Tuesday, September 12, 2017

UNIFRAX I, LLC loses on JNOV at D. Delaware

There is both an issue of "argument not made" AND improper referencing in the brief:

Defendant makes the new claim construction argument that if a material serves more than
one function, such as, as both a dispersant and a carrier, then that material would count towards
the "l 00% by weight" limitation because it qualifies as a carrier. Defendant did not argue this
specific issue in its claim construction briefing. (See generally D.I. 74). Defendant had
numerous opportunities to raise this specific issue prior to trial, but Defendant did not do so.
Indeed during summary judgment arguments, Defendant represented that "the [*5] correct claim
construction is the one the Court gave which is there cannot be resin or adhesive in the vermiculite." (D.I. 282, 26: 10-17).

I do not understand Defendant's citations at D.I. 370, page 34, footnote 17 to amount to an adequate request for additional claim construction of this issue. Defendant did not preserve this specific argument as a basis for JMOL at trial either. Thus, this argument is waived. See, e.g., LG Elecs. US.A., Inc. v. Whirlpool Corp., 798 F. Supp. 2d 541, 551 (D. Del. 2011) ("A party dissatisfied with a jury verdict may not prevail on a post-verdict motion for JMOL based on grounds not raised in the pre-verdict motion for JMOL."); Dura-Last, Inc. v. Custom Seal, Inc., 321F.3d1098, 1107 (Fed. Cir. 2003) ("[I]t would be constitutionally impermissible for the district court to re-examine the jury's verdict and to enter JMOL on grounds not raised in the pre-verdict JMOL."). Even if it were not waived, I think Defendant's new construction is an overly broad interpretation of what counts towards the 100% by weight limitation. Defendant's new construction seems to contemplate that even residual dispersants could count towards this limitation. See Kaneka Corp. v. Xiamen Kingdomway Grp. Co., 790 F.3d 1298, 1304 (Fed. Cir. 2015) ("A claim construction that excludes a preferred embodiment is 'rarely, if ever, correct."'). [*6] For the reasons given in my Markman opinion, that cannot be the correct reading. (See, e.g., D.I. 86 at p. 14 (noting that the specification provides that "[t]he refractory layer may comprise some residual dispersant arising from incomplete drying of the platelet dispersion during manufacture")).

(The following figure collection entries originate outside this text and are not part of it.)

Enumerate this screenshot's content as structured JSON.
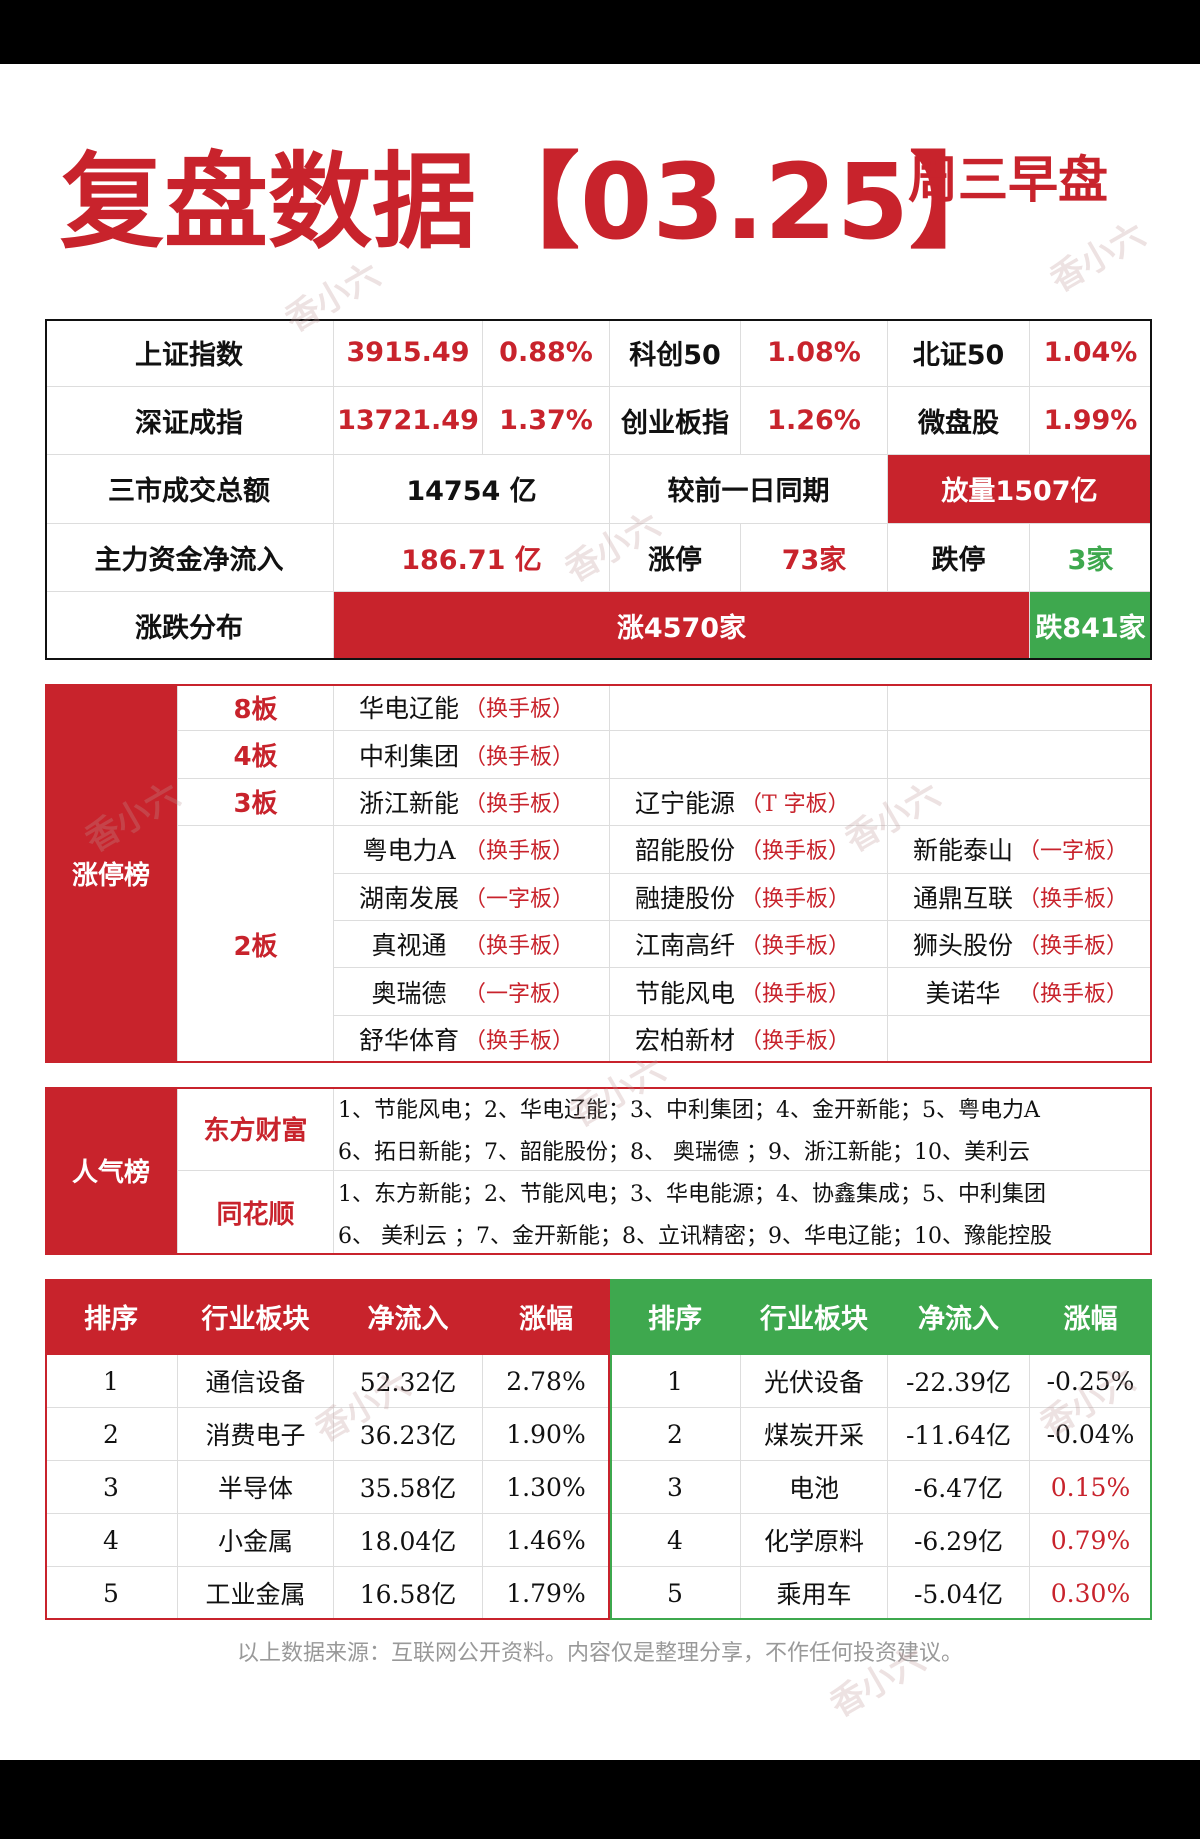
{
  "header": {
    "title": "复盘数据【03.25】",
    "subtitle": "周三早盘"
  },
  "index_table": {
    "rows": [
      [
        "上证指数",
        "3915.49",
        "0.88%",
        "科创50",
        "1.08%",
        "北证50",
        "1.04%"
      ],
      [
        "深证成指",
        "13721.49",
        "1.37%",
        "创业板指",
        "1.26%",
        "微盘股",
        "1.99%"
      ],
      [
        "三市成交总额",
        "14754 亿",
        "较前一日同期",
        "放量1507亿"
      ],
      [
        "主力资金净流入",
        "186.71 亿",
        "涨停",
        "73家",
        "跌停",
        "3家"
      ],
      [
        "涨跌分布",
        "涨4570家",
        "跌841家"
      ]
    ]
  },
  "limit_up": {
    "title": "涨停榜",
    "tiers": [
      {
        "board": "8板",
        "stocks": [
          {
            "name": "华电辽能",
            "tag": "（换手板）"
          }
        ]
      },
      {
        "board": "4板",
        "stocks": [
          {
            "name": "中利集团",
            "tag": "（换手板）"
          }
        ]
      },
      {
        "board": "3板",
        "stocks": [
          {
            "name": "浙江新能",
            "tag": "（换手板）"
          },
          {
            "name": "辽宁能源",
            "tag": "（T 字板）"
          }
        ]
      },
      {
        "board": "2板",
        "stocks": [
          {
            "name": "粤电力A",
            "tag": "（换手板）"
          },
          {
            "name": "韶能股份",
            "tag": "（换手板）"
          },
          {
            "name": "新能泰山",
            "tag": "（一字板）"
          },
          {
            "name": "湖南发展",
            "tag": "（一字板）"
          },
          {
            "name": "融捷股份",
            "tag": "（换手板）"
          },
          {
            "name": "通鼎互联",
            "tag": "（换手板）"
          },
          {
            "name": "真视通",
            "tag": "（换手板）"
          },
          {
            "name": "江南高纤",
            "tag": "（换手板）"
          },
          {
            "name": "狮头股份",
            "tag": "（换手板）"
          },
          {
            "name": "奥瑞德",
            "tag": "（一字板）"
          },
          {
            "name": "节能风电",
            "tag": "（换手板）"
          },
          {
            "name": "美诺华",
            "tag": "（换手板）"
          },
          {
            "name": "舒华体育",
            "tag": "（换手板）"
          },
          {
            "name": "宏柏新材",
            "tag": "（换手板）"
          }
        ]
      }
    ]
  },
  "popularity": {
    "title": "人气榜",
    "sources": [
      {
        "name": "东方财富",
        "lines": [
          "1、节能风电；2、华电辽能；3、中利集团；4、金开新能；5、粤电力A",
          "6、拓日新能；7、韶能股份；8、 奥瑞德 ；9、浙江新能；10、美利云"
        ]
      },
      {
        "name": "同花顺",
        "lines": [
          "1、东方新能；2、节能风电；3、华电能源；4、协鑫集成；5、中利集团",
          "6、 美利云 ；7、金开新能；8、立讯精密；9、华电辽能；10、豫能控股"
        ]
      }
    ]
  },
  "sectors": {
    "inflow": {
      "headers": [
        "排序",
        "行业板块",
        "净流入",
        "涨幅"
      ],
      "rows": [
        [
          "1",
          "通信设备",
          "52.32亿",
          "2.78%"
        ],
        [
          "2",
          "消费电子",
          "36.23亿",
          "1.90%"
        ],
        [
          "3",
          "半导体",
          "35.58亿",
          "1.30%"
        ],
        [
          "4",
          "小金属",
          "18.04亿",
          "1.46%"
        ],
        [
          "5",
          "工业金属",
          "16.58亿",
          "1.79%"
        ]
      ]
    },
    "outflow": {
      "headers": [
        "排序",
        "行业板块",
        "净流入",
        "涨幅"
      ],
      "rows": [
        [
          "1",
          "光伏设备",
          "-22.39亿",
          "-0.25%"
        ],
        [
          "2",
          "煤炭开采",
          "-11.64亿",
          "-0.04%"
        ],
        [
          "3",
          "电池",
          "-6.47亿",
          "0.15%"
        ],
        [
          "4",
          "化学原料",
          "-6.29亿",
          "0.79%"
        ],
        [
          "5",
          "乘用车",
          "-5.04亿",
          "0.30%"
        ]
      ]
    }
  },
  "footer": "以上数据来源：互联网公开资料。内容仅是整理分享，不作任何投资建议。",
  "watermarks": [
    "香小六",
    "香小六",
    "香小六",
    "香小六",
    "香小六",
    "香小六",
    "香小六",
    "香小六",
    "香小六"
  ]
}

Of the issue of juror confusion:

During the cross-examination of Dr. Nosker, Defendant objected, "Mr. Levine is suggesting to the jury that the construction of the claim is that only resins can be carriers when, in fact, it is the carrier such as a resin or adhesive. I'm just concerned that ifhe continues to suggest that, they're [*8] going to be confused." (Tr. 1208:2-9). I overruled that objection, stating that Mr. Levine "hasn't explicitly suggested that. You know, it seems like something you could bring up on redirect." (Tr. 1208:10-13).
Before I excused the jury to begin deliberations, Defendant further requested "a corrective instruction that carriers are not limited to the examples of resins, adhesives paper or cloth. I think that Mr. Levine implied strongly that it is a limiting construction and it's not." (Tr. 1848:10-15). I overruled that objection, stating, "I think the instruction that I've given that's in the book as to what it is is sufficient, so I'm not going to give that." (Tr. 1849:2-5).
There is no miscarriage of justice here. I do not think a jury was misled to believe that a carrier can only be resins or adhesives. Mr. Levine never argued that a carrier can only be resins
or adhesives. Indeed, Mr. Levine made clear that resin and adhesives are merely examples of
carriers. (Tr. 1839: 10-19). My construction, which was provided to the jury, further served to mitigate juror confusion.